Le temps de la nostalgie

avec ou sans l’andalousie perdue, les arabes ont eu maintes occasions de pleurer le passé glorieux et ne s’en sont pas privés jusqu’à  nos jours.

Perdu de vue depuis près de trente ans, un ami poète vers-libriste qui exerçait le noble métier d’enseignant du français à Salé et avait publié dans les années 80 un recueil intitulée«La poésie est morte, elle a été rongée par les vers»-, a réapparu à la faveur de ces heureux hasards qu’offre la blogosphère aujourd’hui. Son message de retrouvailles disait son plaisir de donner de ses nouvelles et évoquait la nostalgie qu’il pratique depuis un certain temps et qu’il considère «comme un des beaux arts». Bien sûr, il avait précisé que les pratiquants de cet art ont du vécu et certains plus de trois fois 20 ans. Cet âge même qui a fait écrire à Paul Nizan, dans Eden Arabie, son fameux incipit : «J’avais vingt ans et je ne laisserai personne dire que c’est le plus bel âge de la vie». Nous avons déjà évoqué, mais rapidement, la semaine dernière l’opuscule de Régis Debray intitulé justement Le bel âge où, dès la présentation, il va se moquer de ceux (et de lui-même en passant) qui un jour, l’âge venant, ont succombé à une crise de jeunisme. Ils ont voulu sauter quelques générations et remonter la pente pour prouver qu’ils sont encore dans le coup. Ils vont parler «moderne», se mettre au «globish», (cet affreux langage universel des aéroports) et s’équiper en Mac, iPad et autres gadgets… Intellectuels, ils se transforment en acteurs culturels et s’abonnent à tout ce qui est dans l’air du temps, à ce qui est «hype» et à ce qui fait le buzz. C’est plus tard, dit-il, que la mise en garde va venir telle une «secousse éclectique» née d’une «réminiscence inattendue, une formule prêtée à Nietzsche qui lui revint à l’esprit sans crier gare: ce qu’on te reproche, cultive-le, c’est ton point fort».

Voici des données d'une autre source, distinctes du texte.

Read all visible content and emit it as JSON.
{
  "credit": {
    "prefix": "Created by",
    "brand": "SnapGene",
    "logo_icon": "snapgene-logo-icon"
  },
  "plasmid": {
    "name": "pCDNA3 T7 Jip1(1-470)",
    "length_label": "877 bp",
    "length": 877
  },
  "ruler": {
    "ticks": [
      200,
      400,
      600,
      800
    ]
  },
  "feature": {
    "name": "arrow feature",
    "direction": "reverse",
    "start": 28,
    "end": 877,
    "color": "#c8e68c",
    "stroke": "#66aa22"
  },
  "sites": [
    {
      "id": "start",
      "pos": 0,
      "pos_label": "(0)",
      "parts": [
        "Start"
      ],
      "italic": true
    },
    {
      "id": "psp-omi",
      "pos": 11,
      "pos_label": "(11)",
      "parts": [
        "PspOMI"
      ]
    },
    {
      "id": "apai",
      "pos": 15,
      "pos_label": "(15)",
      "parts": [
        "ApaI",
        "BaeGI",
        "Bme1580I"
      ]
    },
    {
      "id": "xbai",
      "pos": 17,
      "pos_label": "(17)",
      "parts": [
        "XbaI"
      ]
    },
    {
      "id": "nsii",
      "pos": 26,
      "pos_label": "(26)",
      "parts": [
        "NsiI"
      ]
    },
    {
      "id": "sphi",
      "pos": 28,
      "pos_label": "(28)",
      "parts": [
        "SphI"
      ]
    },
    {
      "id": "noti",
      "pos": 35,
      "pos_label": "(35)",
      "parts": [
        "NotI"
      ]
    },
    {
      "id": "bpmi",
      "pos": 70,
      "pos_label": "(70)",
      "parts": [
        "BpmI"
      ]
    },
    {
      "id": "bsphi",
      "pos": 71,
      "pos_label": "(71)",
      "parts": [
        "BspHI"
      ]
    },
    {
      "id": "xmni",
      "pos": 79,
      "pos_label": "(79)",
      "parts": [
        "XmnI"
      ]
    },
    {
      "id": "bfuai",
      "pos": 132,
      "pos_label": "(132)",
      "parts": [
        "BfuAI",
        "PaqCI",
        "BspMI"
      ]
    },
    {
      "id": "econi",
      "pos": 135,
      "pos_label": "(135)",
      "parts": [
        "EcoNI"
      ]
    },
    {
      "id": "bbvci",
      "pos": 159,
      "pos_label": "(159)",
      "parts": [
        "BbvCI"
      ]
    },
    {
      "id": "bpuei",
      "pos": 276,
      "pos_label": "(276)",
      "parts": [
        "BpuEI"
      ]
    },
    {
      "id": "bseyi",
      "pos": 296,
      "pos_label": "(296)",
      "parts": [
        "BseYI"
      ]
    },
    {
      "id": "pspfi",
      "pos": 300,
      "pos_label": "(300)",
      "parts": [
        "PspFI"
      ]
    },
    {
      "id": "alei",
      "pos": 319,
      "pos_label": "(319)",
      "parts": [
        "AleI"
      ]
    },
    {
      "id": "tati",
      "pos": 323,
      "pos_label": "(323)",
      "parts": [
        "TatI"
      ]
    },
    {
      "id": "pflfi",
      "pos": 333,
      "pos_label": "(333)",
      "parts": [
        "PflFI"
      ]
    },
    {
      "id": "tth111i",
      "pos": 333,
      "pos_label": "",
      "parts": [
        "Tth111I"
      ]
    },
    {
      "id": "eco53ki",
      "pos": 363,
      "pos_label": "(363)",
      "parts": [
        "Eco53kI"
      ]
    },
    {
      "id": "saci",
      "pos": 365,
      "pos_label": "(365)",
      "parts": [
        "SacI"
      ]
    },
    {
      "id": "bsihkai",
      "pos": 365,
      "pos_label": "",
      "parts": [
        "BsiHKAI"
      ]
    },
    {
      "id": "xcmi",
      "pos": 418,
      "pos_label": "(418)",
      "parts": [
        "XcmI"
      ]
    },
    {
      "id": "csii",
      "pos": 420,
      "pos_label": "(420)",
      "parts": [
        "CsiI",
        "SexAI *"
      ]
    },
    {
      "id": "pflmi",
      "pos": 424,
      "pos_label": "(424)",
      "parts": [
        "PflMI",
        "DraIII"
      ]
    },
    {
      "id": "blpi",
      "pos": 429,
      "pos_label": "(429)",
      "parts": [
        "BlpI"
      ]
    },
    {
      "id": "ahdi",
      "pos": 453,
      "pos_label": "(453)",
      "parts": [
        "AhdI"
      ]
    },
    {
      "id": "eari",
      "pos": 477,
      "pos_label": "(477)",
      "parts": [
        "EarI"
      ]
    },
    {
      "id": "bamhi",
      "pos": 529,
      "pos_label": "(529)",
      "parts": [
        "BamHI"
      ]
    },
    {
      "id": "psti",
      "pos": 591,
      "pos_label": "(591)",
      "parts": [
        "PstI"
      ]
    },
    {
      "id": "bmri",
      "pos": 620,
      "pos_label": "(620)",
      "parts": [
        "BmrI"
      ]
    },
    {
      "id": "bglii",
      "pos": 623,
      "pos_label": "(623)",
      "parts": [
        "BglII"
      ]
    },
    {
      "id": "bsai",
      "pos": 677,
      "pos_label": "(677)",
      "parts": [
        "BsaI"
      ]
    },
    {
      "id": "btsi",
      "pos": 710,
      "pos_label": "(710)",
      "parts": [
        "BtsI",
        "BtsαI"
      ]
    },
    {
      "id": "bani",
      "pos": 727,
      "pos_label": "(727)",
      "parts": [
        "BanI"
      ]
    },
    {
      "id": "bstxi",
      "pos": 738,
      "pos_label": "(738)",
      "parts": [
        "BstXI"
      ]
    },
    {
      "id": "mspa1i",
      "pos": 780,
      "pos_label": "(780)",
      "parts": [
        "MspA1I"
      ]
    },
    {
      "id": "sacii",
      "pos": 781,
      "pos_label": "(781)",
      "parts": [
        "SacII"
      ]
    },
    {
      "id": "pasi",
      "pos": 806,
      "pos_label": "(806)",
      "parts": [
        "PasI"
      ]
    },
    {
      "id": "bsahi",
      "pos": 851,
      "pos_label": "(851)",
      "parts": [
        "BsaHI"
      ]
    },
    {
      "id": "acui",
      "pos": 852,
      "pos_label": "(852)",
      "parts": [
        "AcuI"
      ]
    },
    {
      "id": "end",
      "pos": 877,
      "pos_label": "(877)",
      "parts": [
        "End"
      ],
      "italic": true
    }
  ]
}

Après cette digression à propos d’un écrivain et philosophe de qualité, revenons à la nostalgie et restons non loin, et plus précisément chez les poètes qui sont considérés comme les plus grands pratiquants de l’art de la nostalgie et ses plus grands pourvoyeurs. Chez Verlaine comme chez d’autres, souvent la nostalgie est un appel lancé au futur. Tels ces vers tirés des Romances sans paroles :«Je devine, à travers un murmure,/Le contour subtil des voix anciennes/Et dans les lueurs musiciennes, /Amour pâle, une aurore future!».

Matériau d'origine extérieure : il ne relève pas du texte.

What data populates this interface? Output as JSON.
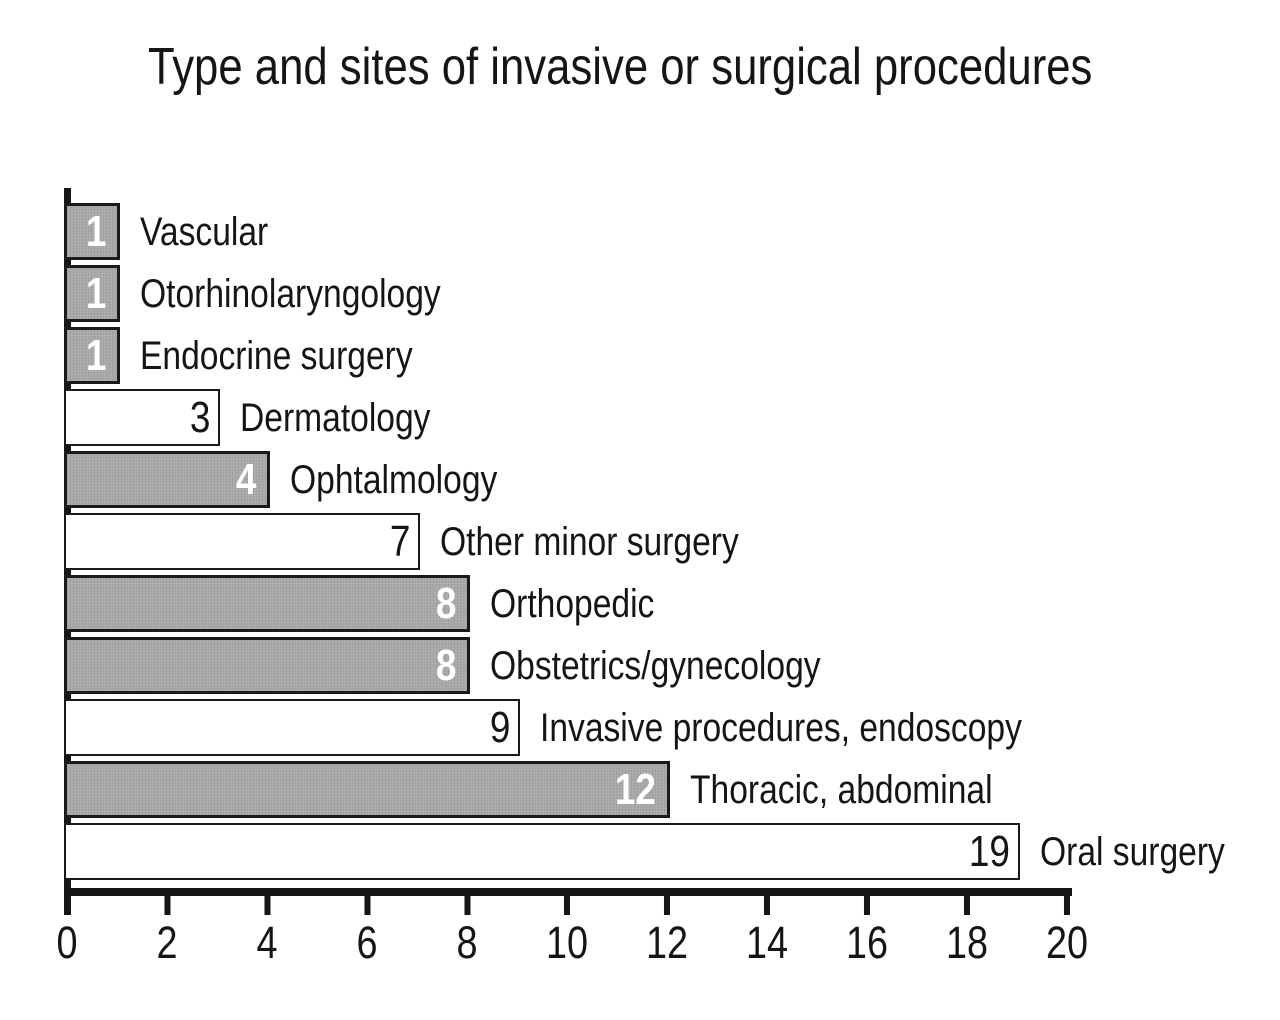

Et l’un n’allant pas sans l’autre, même un Rimbaud qui avait tout écrit avant ses vingt ans -et avoué qu’«on n’est pas sérieux lorsqu’on a dix-sept ans»-, s’abandonnait lui aussi à une sorte de nostalgie à courte échelle, oserons-nous dire, en se remémorant  dans sa célèbre fantaisie Ma bohème : «Je m’en allais, les poings dans ma poche crevée/ Mon paletot aussi devenait idéal ;/ J’allais sous le ciel, Muse ! et j’étais ton féal/ Oh! là, là ! que d’amours splendides j’ai rêvées !». La poésie arabe regorge de cet art et les lamentations sur les ruines Al boukaâ ala al atlal qui servaient d’incipit à de nombreux poèmes suspendus (Al Mouâllaqate) antéislamiques n’en sont qu’un aspect parmi d’autres. On connaît le célèbre Qifa nabki (Arrêtons-nous et pleurons au souvenir de l’aimée) qui a fait des émules biens des siècles plus tard.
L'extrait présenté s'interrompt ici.